10 Tipps, was Sie zur Krebsprävention tun können

Hier finden Sie 10 Tipps, was Sie zur Krebsprävention tun können. Die Ratschläge 1 bis 7 basieren auf den Empfehlungen der WCRF, der World-Cancer-Research Foundation.

  1. Schlank bleiben
    Die WCRF empfiehlt, so schlank wie möglich zu bleiben, und zwar innerhalb des normalen Körpergewichtsbereichs. Im Kindheit und im Jugendalter sollte man im unteren Bereich des normalen BMI liegen. Das Körpergewicht sollte ab dem 21. Lebensjahr innerhalb des normalen Bereichs liegen, d.h. ein BMI zwischen 18,5 und 24,9 sollte angestrebt werden. Eine Zunahme des Körpergewichts und des Bauchumfangs sowie starke Schwankungen im Erwachsenenalter sind zu vermeiden.
  2. In Bewegung bleiben
    Körperliche Aktivität sollte ein Teil des täglichen Lebens sein. Man sollte mindestens 30 Minuten pro Tag moderat körperlich aktiv zu sein, vergleichbar mit schnellem Gehen. Noch besser ist es, täglich 60 Minuten moderate oder 30 Minuten intensive körperliche Aktivität durchzuführen. In der Woche sollte man mindestens auf 150 Minuten moderate und 75 Minuten intensive Aktivität kommen. Sitzende Aktivitäten wie Fernsehen sollten begrenzt werden.

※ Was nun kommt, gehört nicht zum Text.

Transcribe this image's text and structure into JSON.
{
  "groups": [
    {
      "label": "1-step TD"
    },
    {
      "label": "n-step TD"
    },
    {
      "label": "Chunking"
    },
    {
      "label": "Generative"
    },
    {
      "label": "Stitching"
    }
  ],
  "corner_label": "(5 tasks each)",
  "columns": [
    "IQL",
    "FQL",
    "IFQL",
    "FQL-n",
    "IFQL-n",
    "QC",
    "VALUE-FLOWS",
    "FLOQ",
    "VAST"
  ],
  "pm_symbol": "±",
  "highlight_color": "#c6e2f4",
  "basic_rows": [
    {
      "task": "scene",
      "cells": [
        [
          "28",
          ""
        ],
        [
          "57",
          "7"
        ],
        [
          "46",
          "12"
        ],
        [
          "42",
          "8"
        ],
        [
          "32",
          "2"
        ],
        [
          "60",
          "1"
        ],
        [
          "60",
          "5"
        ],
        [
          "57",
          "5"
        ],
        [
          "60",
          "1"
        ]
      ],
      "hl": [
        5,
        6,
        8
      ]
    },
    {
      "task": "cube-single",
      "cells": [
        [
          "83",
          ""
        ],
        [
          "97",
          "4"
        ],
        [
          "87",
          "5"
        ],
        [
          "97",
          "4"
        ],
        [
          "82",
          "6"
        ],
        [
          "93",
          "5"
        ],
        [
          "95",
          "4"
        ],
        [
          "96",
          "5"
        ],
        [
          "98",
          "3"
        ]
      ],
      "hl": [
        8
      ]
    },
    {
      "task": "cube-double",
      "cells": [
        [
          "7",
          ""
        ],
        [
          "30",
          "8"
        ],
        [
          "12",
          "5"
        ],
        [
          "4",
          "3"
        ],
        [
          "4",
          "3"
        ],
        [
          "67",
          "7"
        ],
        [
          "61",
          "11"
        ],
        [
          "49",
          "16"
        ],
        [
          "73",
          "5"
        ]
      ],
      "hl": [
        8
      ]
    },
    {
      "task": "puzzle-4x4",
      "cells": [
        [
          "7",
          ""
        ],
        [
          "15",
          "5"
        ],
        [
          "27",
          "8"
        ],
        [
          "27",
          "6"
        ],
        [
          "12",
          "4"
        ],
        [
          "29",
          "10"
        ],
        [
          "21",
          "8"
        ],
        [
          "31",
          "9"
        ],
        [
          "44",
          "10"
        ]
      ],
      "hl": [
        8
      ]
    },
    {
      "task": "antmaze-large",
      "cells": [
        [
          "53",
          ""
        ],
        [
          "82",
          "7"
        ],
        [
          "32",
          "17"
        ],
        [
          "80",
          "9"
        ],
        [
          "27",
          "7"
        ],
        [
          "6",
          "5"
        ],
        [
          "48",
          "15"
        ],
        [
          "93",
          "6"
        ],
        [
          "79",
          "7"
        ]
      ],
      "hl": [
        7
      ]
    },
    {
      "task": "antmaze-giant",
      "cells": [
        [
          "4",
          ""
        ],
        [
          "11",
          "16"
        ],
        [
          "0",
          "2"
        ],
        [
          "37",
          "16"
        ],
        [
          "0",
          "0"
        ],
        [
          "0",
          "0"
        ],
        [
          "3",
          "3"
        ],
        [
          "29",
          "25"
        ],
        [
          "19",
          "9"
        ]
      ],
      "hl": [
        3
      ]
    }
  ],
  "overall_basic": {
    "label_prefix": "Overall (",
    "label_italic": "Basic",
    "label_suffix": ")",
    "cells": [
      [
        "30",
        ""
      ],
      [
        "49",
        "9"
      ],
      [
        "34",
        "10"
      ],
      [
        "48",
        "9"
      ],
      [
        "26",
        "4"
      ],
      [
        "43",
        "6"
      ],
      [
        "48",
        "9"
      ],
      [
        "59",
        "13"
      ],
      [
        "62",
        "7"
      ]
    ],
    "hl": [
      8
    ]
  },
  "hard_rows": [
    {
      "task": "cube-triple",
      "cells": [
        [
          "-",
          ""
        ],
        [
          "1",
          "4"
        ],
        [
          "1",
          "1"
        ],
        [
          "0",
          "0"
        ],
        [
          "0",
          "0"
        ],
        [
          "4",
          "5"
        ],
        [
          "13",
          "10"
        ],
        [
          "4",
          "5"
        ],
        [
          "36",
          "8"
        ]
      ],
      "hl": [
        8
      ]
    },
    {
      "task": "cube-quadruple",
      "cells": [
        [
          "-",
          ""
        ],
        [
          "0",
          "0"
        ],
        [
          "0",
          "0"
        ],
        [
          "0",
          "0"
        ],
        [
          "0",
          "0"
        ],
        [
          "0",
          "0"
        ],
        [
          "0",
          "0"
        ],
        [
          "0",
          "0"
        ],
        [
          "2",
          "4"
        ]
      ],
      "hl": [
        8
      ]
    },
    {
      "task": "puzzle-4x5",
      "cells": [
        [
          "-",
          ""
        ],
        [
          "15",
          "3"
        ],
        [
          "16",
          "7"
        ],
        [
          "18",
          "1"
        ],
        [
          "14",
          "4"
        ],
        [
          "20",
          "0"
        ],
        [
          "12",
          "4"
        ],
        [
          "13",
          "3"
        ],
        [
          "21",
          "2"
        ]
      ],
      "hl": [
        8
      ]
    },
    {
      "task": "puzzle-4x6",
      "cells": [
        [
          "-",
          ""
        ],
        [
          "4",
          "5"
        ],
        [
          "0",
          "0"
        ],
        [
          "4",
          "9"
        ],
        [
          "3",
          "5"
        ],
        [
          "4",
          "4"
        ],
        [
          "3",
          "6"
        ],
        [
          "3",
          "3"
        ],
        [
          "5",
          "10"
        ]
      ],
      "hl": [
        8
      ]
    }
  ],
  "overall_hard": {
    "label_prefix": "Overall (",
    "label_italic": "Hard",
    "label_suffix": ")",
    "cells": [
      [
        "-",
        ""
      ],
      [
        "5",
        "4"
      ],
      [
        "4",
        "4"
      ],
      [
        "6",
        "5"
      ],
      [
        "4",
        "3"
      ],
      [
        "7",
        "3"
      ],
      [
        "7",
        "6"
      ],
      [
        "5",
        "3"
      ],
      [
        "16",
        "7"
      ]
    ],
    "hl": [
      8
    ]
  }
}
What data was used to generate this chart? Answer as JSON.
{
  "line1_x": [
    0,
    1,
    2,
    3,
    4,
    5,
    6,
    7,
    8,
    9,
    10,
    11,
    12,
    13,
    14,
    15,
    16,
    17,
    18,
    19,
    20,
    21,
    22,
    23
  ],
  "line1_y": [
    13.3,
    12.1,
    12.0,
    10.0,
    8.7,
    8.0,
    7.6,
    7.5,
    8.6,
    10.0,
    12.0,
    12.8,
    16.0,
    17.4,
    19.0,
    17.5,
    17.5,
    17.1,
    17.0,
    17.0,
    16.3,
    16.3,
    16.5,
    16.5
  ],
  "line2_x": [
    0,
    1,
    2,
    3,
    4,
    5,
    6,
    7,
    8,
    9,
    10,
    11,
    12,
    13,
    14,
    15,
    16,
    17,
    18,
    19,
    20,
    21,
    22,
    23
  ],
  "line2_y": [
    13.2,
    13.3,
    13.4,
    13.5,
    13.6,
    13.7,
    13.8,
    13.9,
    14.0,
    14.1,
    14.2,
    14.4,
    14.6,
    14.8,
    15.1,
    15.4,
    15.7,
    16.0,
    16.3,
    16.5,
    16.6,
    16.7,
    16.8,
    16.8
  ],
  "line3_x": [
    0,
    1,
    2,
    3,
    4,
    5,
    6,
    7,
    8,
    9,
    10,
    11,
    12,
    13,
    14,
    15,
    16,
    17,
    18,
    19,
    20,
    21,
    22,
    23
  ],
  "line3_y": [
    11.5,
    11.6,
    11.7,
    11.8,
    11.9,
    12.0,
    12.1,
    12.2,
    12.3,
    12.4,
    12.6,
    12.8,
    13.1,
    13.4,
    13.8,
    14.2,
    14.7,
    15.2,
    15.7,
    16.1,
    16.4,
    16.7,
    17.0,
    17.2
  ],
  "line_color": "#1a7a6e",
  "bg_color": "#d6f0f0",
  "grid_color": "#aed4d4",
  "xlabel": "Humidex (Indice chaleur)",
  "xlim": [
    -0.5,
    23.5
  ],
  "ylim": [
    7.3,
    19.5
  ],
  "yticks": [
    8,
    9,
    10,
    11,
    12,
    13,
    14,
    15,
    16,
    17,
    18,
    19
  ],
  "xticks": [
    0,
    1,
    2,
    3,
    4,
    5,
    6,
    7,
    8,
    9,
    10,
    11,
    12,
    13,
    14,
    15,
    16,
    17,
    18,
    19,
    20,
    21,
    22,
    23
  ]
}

Unsere besondere Empfehlung: 10.000 Schritte am Tag gehen.
  3. Gemüse, Obst, Vollkorn
    Sie sollten darauf achten, dass Sie pro Tag 30g Ballaststoffe zu sich nehmen – Vollkornprodukte helfen dabei. Zudem sollte man mindestens 400g Gemüse und Obst verzehren. Der Schwerpunkt sollte dabei auf nicht stärkehaltigen Gemüsen und nicht zu süßen Obstsorten liegen – regional und saisonal ist immer besser.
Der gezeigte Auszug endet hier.